Kalakriti art gallery aims to incorporate virtual reality, augmented reality and AI for a unique experience
The pandemic has prompted art galleries across India to improve the virtual experience of viewing and buying art. Some of them have upgraded their websites to host virtual exhibitions. Hyderabad-based Kalakriti Art Gallery goes one step further to offer art lovers a ‘phygital’ (physical and digital) experience, incorporating elements of virtual reality (VR), augmented reality (AR) and artificial intelligence (AI).
The gallery, established in 2002, has recently moved to a new address on road no. 4, Banjara Hills. The multi-level premises intend to become a cultural center that hosts artistic events, lectures, book readings and cultural performances. The 4,000 square foot gallery space on the ground floor can accommodate three exhibitions simultaneously and provide a seamless digital experience.
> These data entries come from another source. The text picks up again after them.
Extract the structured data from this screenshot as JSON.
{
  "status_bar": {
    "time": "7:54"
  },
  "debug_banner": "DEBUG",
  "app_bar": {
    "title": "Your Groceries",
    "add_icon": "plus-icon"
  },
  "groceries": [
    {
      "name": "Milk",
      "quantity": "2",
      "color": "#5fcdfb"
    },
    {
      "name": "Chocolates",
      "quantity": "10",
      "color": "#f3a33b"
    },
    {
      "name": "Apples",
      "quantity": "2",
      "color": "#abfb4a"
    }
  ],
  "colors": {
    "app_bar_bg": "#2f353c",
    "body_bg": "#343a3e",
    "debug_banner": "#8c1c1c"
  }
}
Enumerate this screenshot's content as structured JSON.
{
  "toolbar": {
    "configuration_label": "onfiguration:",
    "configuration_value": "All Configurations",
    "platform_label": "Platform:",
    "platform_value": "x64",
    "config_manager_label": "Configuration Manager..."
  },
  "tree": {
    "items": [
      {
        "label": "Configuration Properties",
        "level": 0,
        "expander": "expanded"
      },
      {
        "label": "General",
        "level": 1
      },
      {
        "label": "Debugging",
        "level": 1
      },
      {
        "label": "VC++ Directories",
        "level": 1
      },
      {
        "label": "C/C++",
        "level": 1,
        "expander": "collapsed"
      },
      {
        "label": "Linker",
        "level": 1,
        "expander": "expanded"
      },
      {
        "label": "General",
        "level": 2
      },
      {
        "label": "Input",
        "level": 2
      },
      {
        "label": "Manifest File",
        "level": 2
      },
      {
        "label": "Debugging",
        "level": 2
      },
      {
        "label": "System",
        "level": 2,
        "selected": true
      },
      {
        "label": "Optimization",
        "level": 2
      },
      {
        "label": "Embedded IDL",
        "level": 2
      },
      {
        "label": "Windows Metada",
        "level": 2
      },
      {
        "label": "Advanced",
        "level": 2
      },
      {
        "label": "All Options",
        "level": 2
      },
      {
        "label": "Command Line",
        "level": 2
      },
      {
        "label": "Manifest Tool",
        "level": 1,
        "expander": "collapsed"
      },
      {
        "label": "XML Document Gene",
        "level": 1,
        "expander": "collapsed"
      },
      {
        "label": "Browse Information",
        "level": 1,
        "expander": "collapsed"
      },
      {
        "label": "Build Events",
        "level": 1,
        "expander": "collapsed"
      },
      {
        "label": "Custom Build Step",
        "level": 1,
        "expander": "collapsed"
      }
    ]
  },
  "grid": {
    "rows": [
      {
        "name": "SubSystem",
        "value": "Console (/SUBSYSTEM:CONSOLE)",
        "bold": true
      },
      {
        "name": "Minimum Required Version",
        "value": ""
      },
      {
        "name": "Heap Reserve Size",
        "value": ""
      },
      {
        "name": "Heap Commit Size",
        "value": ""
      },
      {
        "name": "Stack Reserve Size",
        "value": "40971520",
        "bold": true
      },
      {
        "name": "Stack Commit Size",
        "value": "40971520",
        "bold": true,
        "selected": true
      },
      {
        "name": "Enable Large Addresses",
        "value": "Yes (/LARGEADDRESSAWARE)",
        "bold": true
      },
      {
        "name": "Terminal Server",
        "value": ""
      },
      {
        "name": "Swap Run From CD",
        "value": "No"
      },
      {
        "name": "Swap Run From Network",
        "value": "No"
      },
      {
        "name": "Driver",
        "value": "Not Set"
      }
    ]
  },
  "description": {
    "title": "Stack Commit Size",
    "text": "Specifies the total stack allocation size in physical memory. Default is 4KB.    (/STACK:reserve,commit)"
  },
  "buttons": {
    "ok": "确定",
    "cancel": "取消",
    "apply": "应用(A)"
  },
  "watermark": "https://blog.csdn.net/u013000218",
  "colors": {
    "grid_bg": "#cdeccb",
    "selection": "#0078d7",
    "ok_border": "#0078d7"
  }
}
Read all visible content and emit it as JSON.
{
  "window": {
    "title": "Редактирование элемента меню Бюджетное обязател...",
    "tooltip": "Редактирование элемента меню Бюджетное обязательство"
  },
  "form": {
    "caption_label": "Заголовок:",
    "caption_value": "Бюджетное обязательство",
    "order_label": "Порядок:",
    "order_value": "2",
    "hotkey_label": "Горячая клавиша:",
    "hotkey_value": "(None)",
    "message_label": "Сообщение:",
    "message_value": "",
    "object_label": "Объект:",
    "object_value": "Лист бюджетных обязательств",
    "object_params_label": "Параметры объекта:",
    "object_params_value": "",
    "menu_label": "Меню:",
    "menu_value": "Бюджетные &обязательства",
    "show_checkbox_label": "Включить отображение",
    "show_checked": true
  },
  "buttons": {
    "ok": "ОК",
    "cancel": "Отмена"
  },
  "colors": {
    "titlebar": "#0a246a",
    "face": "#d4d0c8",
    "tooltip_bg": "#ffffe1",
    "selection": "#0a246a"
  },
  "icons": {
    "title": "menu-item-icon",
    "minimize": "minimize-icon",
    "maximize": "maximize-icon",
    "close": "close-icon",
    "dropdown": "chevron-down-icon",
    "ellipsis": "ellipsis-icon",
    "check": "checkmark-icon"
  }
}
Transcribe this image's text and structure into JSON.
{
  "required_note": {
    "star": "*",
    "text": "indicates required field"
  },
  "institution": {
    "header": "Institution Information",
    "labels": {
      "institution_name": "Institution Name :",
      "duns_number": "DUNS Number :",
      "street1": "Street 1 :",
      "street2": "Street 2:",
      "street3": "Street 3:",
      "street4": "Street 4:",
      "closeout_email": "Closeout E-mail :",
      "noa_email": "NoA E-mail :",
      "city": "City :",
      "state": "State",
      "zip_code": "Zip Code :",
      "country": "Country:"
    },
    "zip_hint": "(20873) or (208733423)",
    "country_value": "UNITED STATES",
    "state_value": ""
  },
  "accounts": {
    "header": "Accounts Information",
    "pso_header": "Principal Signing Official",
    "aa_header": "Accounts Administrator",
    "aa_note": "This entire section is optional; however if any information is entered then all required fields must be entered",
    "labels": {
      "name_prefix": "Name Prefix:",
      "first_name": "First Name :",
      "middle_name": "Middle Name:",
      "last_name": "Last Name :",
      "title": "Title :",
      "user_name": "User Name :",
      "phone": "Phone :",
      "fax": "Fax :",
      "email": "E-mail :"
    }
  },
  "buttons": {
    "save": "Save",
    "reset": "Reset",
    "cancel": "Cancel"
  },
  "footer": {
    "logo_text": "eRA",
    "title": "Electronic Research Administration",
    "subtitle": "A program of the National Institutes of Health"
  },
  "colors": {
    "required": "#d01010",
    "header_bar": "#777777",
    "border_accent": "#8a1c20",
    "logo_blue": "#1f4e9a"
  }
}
Currently on view is an exhibition of paintings by multi-line artist Muzaffar Ali, entitled “The Other Side”. At the gallery, scan the QR codes for additional videos describing the concept of the paintings and their pricing. Those who view the exhibition from a distance (https://terapact.in/kalakriti/), can use a VR headset to virtually walk around the gallery. The layout and display on the virtual gallery is a replica of the real gallery.
The owners of Kalakriti Prshant and Rekha Lahoti state that the phygital transformation is a work in progress and probably the first of its kind in India. In the pipeline is an “Art Café” app where viewers can browse an extensive catalog and place orders. The website (kalakritiartgallery.com) is also being upgraded.
The couple have been keen to improve the digital art viewing and buying experience for a few years, and the pandemic has accelerated the transformation: “We’ve all gotten used to doing things virtually, now is the time,” says Rekha.
With people spending more time at home during the pandemic, the interior design segment has experienced a boom. Master artist paintings, sculptures and installations are the mainstay of Kalakriti, but the gallery also wants to tap into the segment that seeks affordable and organized artwork as a decoration or corporate gift.
While an original work of art from a leading artist may cost a few lakh rupees, the affordable art segment opens up new possibilities – tableware, furniture, home furnishings, limited edition prints, coffee table books and Fashion Accessories. Think tableware with Jogen Chowdhury’s artwork or a stole with Bose Krishnamachari’s artwork, signed by the respective artists. Additionally, there are limited edition prints of antique maps from different Indian cities which can be custom framed. A collection of lithographs and old posters is also part of the catalog.
Some of these collectibles are on display at the gallery; a visitor can scan the QR code to browse the entire catalog: “Going digital also helps us avoid having to display everything on the shelves. Once people walk in, see the quality, and get a feel for the digital interface, they’ll likely place orders online next time around. The paintings and sculptures in our inventory are equipped with RFID (radio frequency identification), ”explains Prshant.
The “Art Café” application, which will be launched soon, will also allow users to see what a painting would look like in different interior settings: “We are also working on enabling integrated augmented reality so that a user can project a picture. picture on his / her wall at home or in the office, before making the purchase decision, ”explains Prshant.
In addition to offering a seamless viewing and shopping experience, Prshant says the app and website will analyze buying patterns and use artificial intelligence to market relevant products, depending on whether you like them. fine art, decoration or corporate gifts.
The technological transformation, say the couple, was made possible by working with several collaborators.
The phygital experience just might be the next big thing in the Indian art market.